The amount of torque required to accelerate the stock driveshaft at the same rate is about 1.3 times that, or 109 ft-lb.
Hence, the torque improvement for a 0-60 run in the above example is going to be about 25 ft-lbs.
For a car that's even faster (like a supercharged car), the torque requirements to accelerate the driveshaft will be greater, and so will the torque difference by going with an aluminum driveshaft. Based on the above calculation, a 30 ft-lb improvement seems reasonable.
What's most interesting about the above, though, is that going with a taller rear-end reduces the torque demands of the driveshaft, simply because the amount of rotational change required of the driveshaft to accelerate the car is reduced. Going from 3.73 to 3.31 would get you maybe 12 ft-lbs for a 4-second 0-60 run in a car with the stock driveshaft. Of course, that also reduces the torque multiplication factor between the engine and the wheels, and so you don't necessarily gain any acceleration as a result.
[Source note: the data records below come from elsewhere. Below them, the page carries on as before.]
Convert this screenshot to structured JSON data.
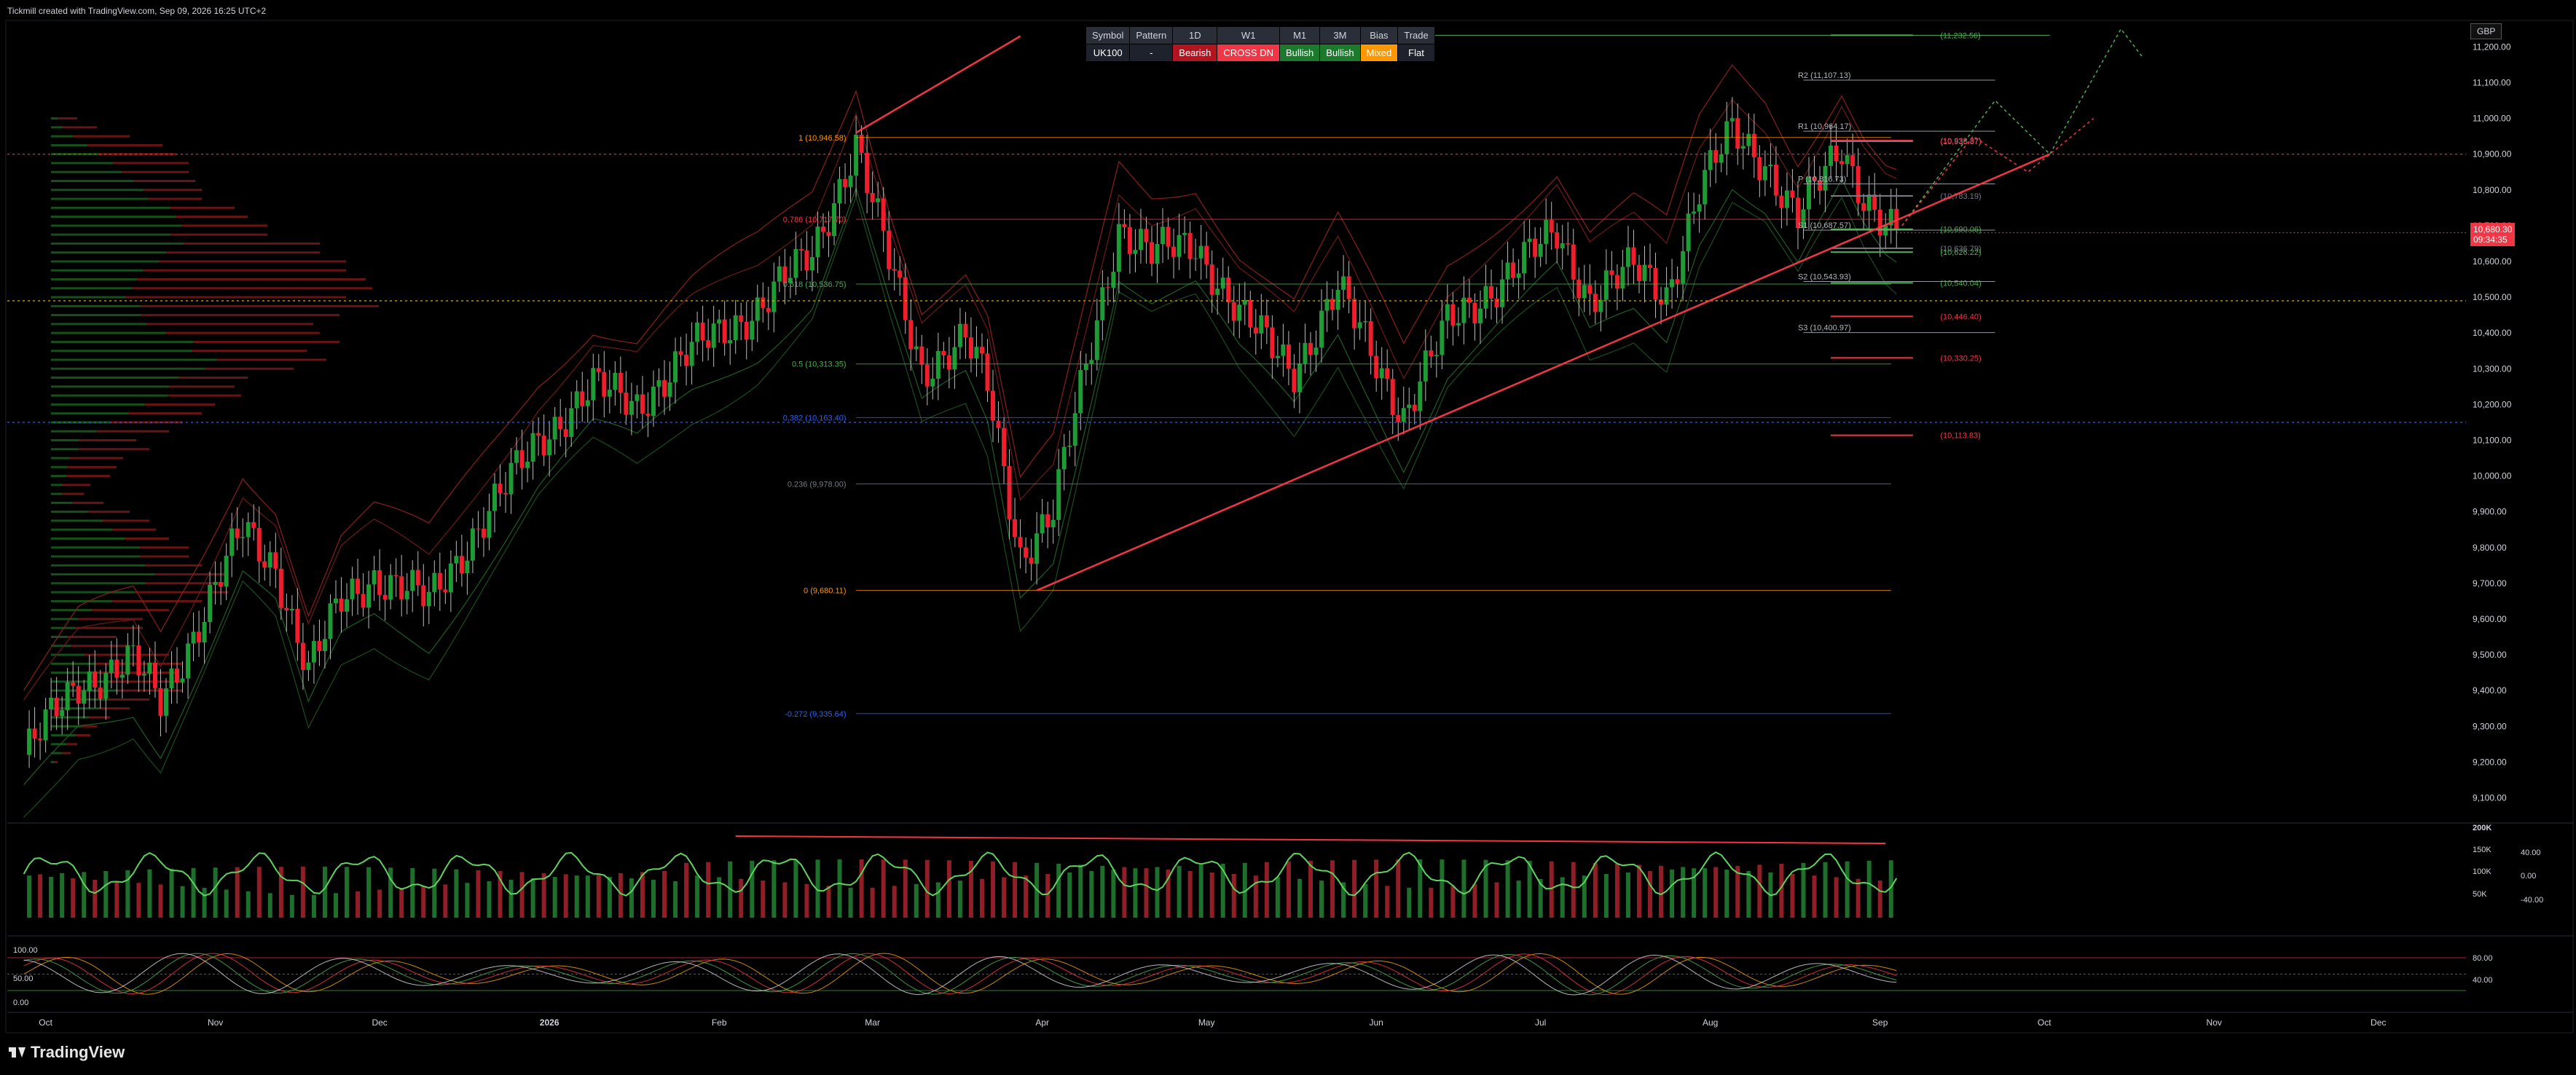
{
  "header": {
    "credit": "Tickmill created with TradingView.com, Sep 09, 2026 16:25 UTC+2"
  },
  "currency": "GBP",
  "status_table": {
    "headers": [
      "Symbol",
      "Pattern",
      "1D",
      "W1",
      "M1",
      "3M",
      "Bias",
      "Trade"
    ],
    "values": [
      "UK100",
      "-",
      "Bearish",
      "CROSS DN",
      "Bullish",
      "Bullish",
      "Mixed",
      "Flat"
    ],
    "colors": [
      "#1e222d",
      "#1e222d",
      "#b2151f",
      "#f23645",
      "#1b7a2c",
      "#1b7a2c",
      "#ff9800",
      "#1e222d"
    ]
  },
  "price_badge": {
    "price": "10,680.30",
    "countdown": "09:34:35"
  },
  "footer": {
    "brand": "TradingView"
  },
  "chart_data": {
    "type": "candlestick",
    "symbol": "UK100",
    "ylim": [
      9050,
      11270
    ],
    "y_ticks": [
      9100,
      9200,
      9300,
      9400,
      9500,
      9600,
      9700,
      9800,
      9900,
      10000,
      10100,
      10200,
      10300,
      10400,
      10500,
      10600,
      10700,
      10800,
      10900,
      11000,
      11100,
      11200
    ],
    "y_tick_labels": [
      "9,100.00",
      "9,200.00",
      "9,300.00",
      "9,400.00",
      "9,500.00",
      "9,600.00",
      "9,700.00",
      "9,800.00",
      "9,900.00",
      "10,000.00",
      "10,100.00",
      "10,200.00",
      "10,300.00",
      "10,400.00",
      "10,500.00",
      "10,600.00",
      "10,700.00",
      "10,800.00",
      "10,900.00",
      "11,000.00",
      "11,100.00",
      "11,200.00"
    ],
    "x_months": [
      {
        "label": "Oct",
        "day": 4
      },
      {
        "label": "Nov",
        "day": 35
      },
      {
        "label": "Dec",
        "day": 65
      },
      {
        "label": "2026",
        "day": 96
      },
      {
        "label": "Feb",
        "day": 127
      },
      {
        "label": "Mar",
        "day": 155
      },
      {
        "label": "Apr",
        "day": 186
      },
      {
        "label": "May",
        "day": 216
      },
      {
        "label": "Jun",
        "day": 247
      },
      {
        "label": "Jul",
        "day": 277
      },
      {
        "label": "Aug",
        "day": 308
      },
      {
        "label": "Sep",
        "day": 339
      },
      {
        "label": "Oct",
        "day": 369
      },
      {
        "label": "Nov",
        "day": 400
      },
      {
        "label": "Dec",
        "day": 430
      }
    ],
    "x_range_days": [
      -3,
      446
    ],
    "current_day": 342,
    "price_path": [
      [
        0,
        9220
      ],
      [
        10,
        9420
      ],
      [
        20,
        9480
      ],
      [
        25,
        9370
      ],
      [
        33,
        9620
      ],
      [
        40,
        9850
      ],
      [
        46,
        9750
      ],
      [
        52,
        9450
      ],
      [
        58,
        9650
      ],
      [
        64,
        9720
      ],
      [
        74,
        9650
      ],
      [
        84,
        9880
      ],
      [
        94,
        10100
      ],
      [
        104,
        10250
      ],
      [
        112,
        10200
      ],
      [
        122,
        10350
      ],
      [
        134,
        10470
      ],
      [
        144,
        10620
      ],
      [
        152,
        10930
      ],
      [
        158,
        10600
      ],
      [
        164,
        10300
      ],
      [
        172,
        10380
      ],
      [
        176,
        10250
      ],
      [
        182,
        9780
      ],
      [
        188,
        9900
      ],
      [
        194,
        10300
      ],
      [
        200,
        10700
      ],
      [
        206,
        10620
      ],
      [
        214,
        10650
      ],
      [
        222,
        10450
      ],
      [
        232,
        10300
      ],
      [
        240,
        10520
      ],
      [
        246,
        10350
      ],
      [
        252,
        10170
      ],
      [
        260,
        10420
      ],
      [
        270,
        10550
      ],
      [
        280,
        10680
      ],
      [
        286,
        10500
      ],
      [
        294,
        10580
      ],
      [
        300,
        10510
      ],
      [
        306,
        10800
      ],
      [
        312,
        10960
      ],
      [
        318,
        10880
      ],
      [
        324,
        10720
      ],
      [
        332,
        10920
      ],
      [
        336,
        10790
      ],
      [
        340,
        10700
      ],
      [
        342,
        10680
      ]
    ],
    "fib_levels": [
      {
        "label": "1 (10,946.58)",
        "value": 10946.58,
        "color": "#ff9800"
      },
      {
        "label": "0.786 (10,717.70)",
        "value": 10717.7,
        "color": "#f23645"
      },
      {
        "label": "0.618 (10,536.75)",
        "value": 10536.75,
        "color": "#4caf50"
      },
      {
        "label": "0.5 (10,313.35)",
        "value": 10313.35,
        "color": "#4caf50"
      },
      {
        "label": "0.382 (10,163.40)",
        "value": 10163.4,
        "color": "#2962ff"
      },
      {
        "label": "0.236 (9,978.00)",
        "value": 9978.0,
        "color": "#787b86"
      },
      {
        "label": "0 (9,680.11)",
        "value": 9680.11,
        "color": "#ff9800"
      },
      {
        "label": "-0.272 (9,335.64)",
        "value": 9335.64,
        "color": "#2962ff"
      }
    ],
    "pivots": [
      {
        "label": "R2 (11,107.13)",
        "value": 11107.13
      },
      {
        "label": "R1 (10,964.17)",
        "value": 10964.17
      },
      {
        "label": "P (10,816.73)",
        "value": 10816.73
      },
      {
        "label": "S1 (10,687.57)",
        "value": 10687.57
      },
      {
        "label": "S2 (10,543.93)",
        "value": 10543.93
      },
      {
        "label": "S3 (10,400.97)",
        "value": 10400.97
      }
    ],
    "targets": [
      {
        "label": "(11,232.56)",
        "value": 11232.56,
        "color": "#4caf50"
      },
      {
        "label": "(10,935.87)",
        "value": 10935.87,
        "color": "#787b86"
      },
      {
        "label": "(10,938.37)",
        "value": 10938.37,
        "color": "#f23645"
      },
      {
        "label": "(10,783.19)",
        "value": 10783.19,
        "color": "#787b86"
      },
      {
        "label": "(10,690.06)",
        "value": 10690.06,
        "color": "#4caf50"
      },
      {
        "label": "(10,636.79)",
        "value": 10636.79,
        "color": "#787b86"
      },
      {
        "label": "(10,626.22)",
        "value": 10626.22,
        "color": "#4caf50"
      },
      {
        "label": "(10,540.04)",
        "value": 10540.04,
        "color": "#4caf50"
      },
      {
        "label": "(10,446.40)",
        "value": 10446.4,
        "color": "#f23645"
      },
      {
        "label": "(10,330.25)",
        "value": 10330.25,
        "color": "#f23645"
      },
      {
        "label": "(10,113.83)",
        "value": 10113.83,
        "color": "#f23645"
      }
    ],
    "support_trendline": {
      "from": [
        185,
        9680
      ],
      "to": [
        370,
        10900
      ]
    },
    "resistance_trendline": {
      "from": [
        152,
        10960
      ],
      "to": [
        182,
        11230
      ]
    },
    "dotted_levels": [
      10900,
      10490,
      10150
    ],
    "volume_panel": {
      "y_tick_labels": [
        "200K",
        "150K",
        "100K",
        "50K"
      ],
      "osc_tick_labels": [
        "40.00",
        "0.00",
        "-40.00"
      ]
    },
    "stoch_panel": {
      "y_tick_labels": [
        "100.00",
        "50.00",
        "0.00"
      ],
      "right_tick_labels": [
        "80.00",
        "40.00"
      ]
    }
  }
}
There ain't no such thing as a free lunch here, either.
Another interesting conclusion is that dynos will give you the most accurate results as regards the torque of the engine if they minimize the rate at which the drivetrain accelerates. The amount of improvement you see in the dyno numbers when going from a stock driveshaft to a lightweight driveshaft will depend enormously on how quickly the drivetrain accelerates during the dyno run. If you know the amount of time it takes to do the run and the speed range of the rear wheels during the run, you can compute a rough estimate of the parasitic driveshaft torque drag.